Polêmica entre stablecoins e bancos

Conforme explicou em seu comunicado, a ABA teme que a expansão das stablecoins pela Lei GENIUS possa dificultar o acesso a crédito. Para isso, a instituição pede que o Congresso proíba exchanges de oferecerem juros sobre depósitos em stablecoins.

“Os bancos impulsionam a economia transformando depósitos em empréstimos; quando os depósitos fluem para stablecoins em busca de rendimento, a criação de crédito sofre. Para fechar essa brecha e proteger o sistema financeiro, instamos o Congresso a estender a proibição de juros dos emissores de stablecoins para abranger corretoras, distribuidoras e entidades afiliadas de ativos digitais”, disse a ABA.

Isso, segundo a associação, “preservará o papel dos bancos na intermediação de crédito”. Ao mesmo tempo, permitirá que a inovação em pagamentos digitais floresça de forma responsável.

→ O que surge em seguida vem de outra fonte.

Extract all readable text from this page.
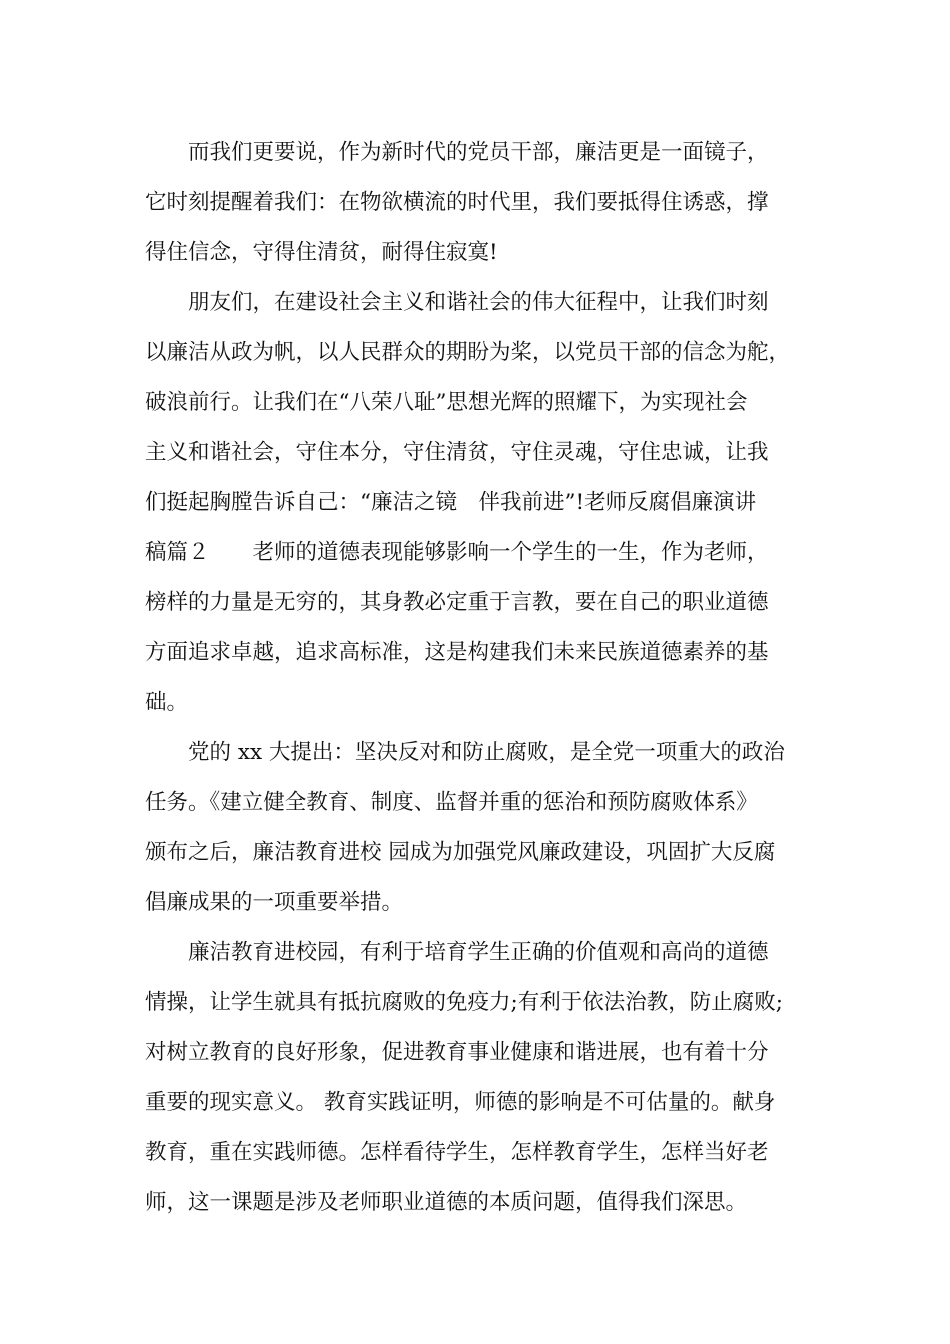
　　而我们更要说，作为新时代的党员干部，廉洁更是一面镜子，
它时刻提醒着我们：在物欲横流的时代里，我们要抵得住诱惑，撑
得住信念，守得住清贫，耐得住寂寞!
　　朋友们，在建设社会主义和谐社会的伟大征程中，让我们时刻
以廉洁从政为帆，以人民群众的期盼为桨，以党员干部的信念为舵，
破浪前行。让我们在“八荣八耻”思想光辉的照耀下，为实现社会
主义和谐社会，守住本分，守住清贫，守住灵魂，守住忠诚，让我
们挺起胸膛告诉自己：“廉洁之镜　伴我前进”!老师反腐倡廉演讲
稿篇２　　老师的道德表现能够影响一个学生的一生，作为老师，
榜样的力量是无穷的，其身教必定重于言教，要在自己的职业道德
方面追求卓越，追求高标准，这是构建我们未来民族道德素养的基
础。
　　党的 xx 大提出：坚决反对和防止腐败，是全党一项重大的政治
任务。《建立健全教育、制度、监督并重的惩治和预防腐败体系》
颁布之后，廉洁教育进校 园成为加强党风廉政建设，巩固扩大反腐
倡廉成果的一项重要举措。
　　廉洁教育进校园，有利于培育学生正确的价值观和高尚的道德
情操，让学生就具有抵抗腐败的免疫力;有利于依法治教，防止腐败;
对树立教育的良好形象，促进教育事业健康和谐进展，也有着十分
重要的现实意义。 教育实践证明，师德的影响是不可估量的。献身
教育，重在实践师德。怎样看待学生，怎样教育学生，怎样当好老
师，这一课题是涉及老师职业道德的本质问题，值得我们深思。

“Ao fechar lacunas regulatórias, preservar o sistema bancário e manter a separação de longa data entre bancos e comércio, o Congresso pode promover a inovação responsável, protegendo os consumidores, preservando o acesso ao crédito e promovendo a estabilidade econômica”, disseram as associações.

Mais controvérsia

O Bank Policy Institute, o Financial Services Forum, a ABA e outros grupos também levantaram recentemente preocupações sobre a suposta brecha, incluindo potenciais riscos de liquidez e crédito para depósitos.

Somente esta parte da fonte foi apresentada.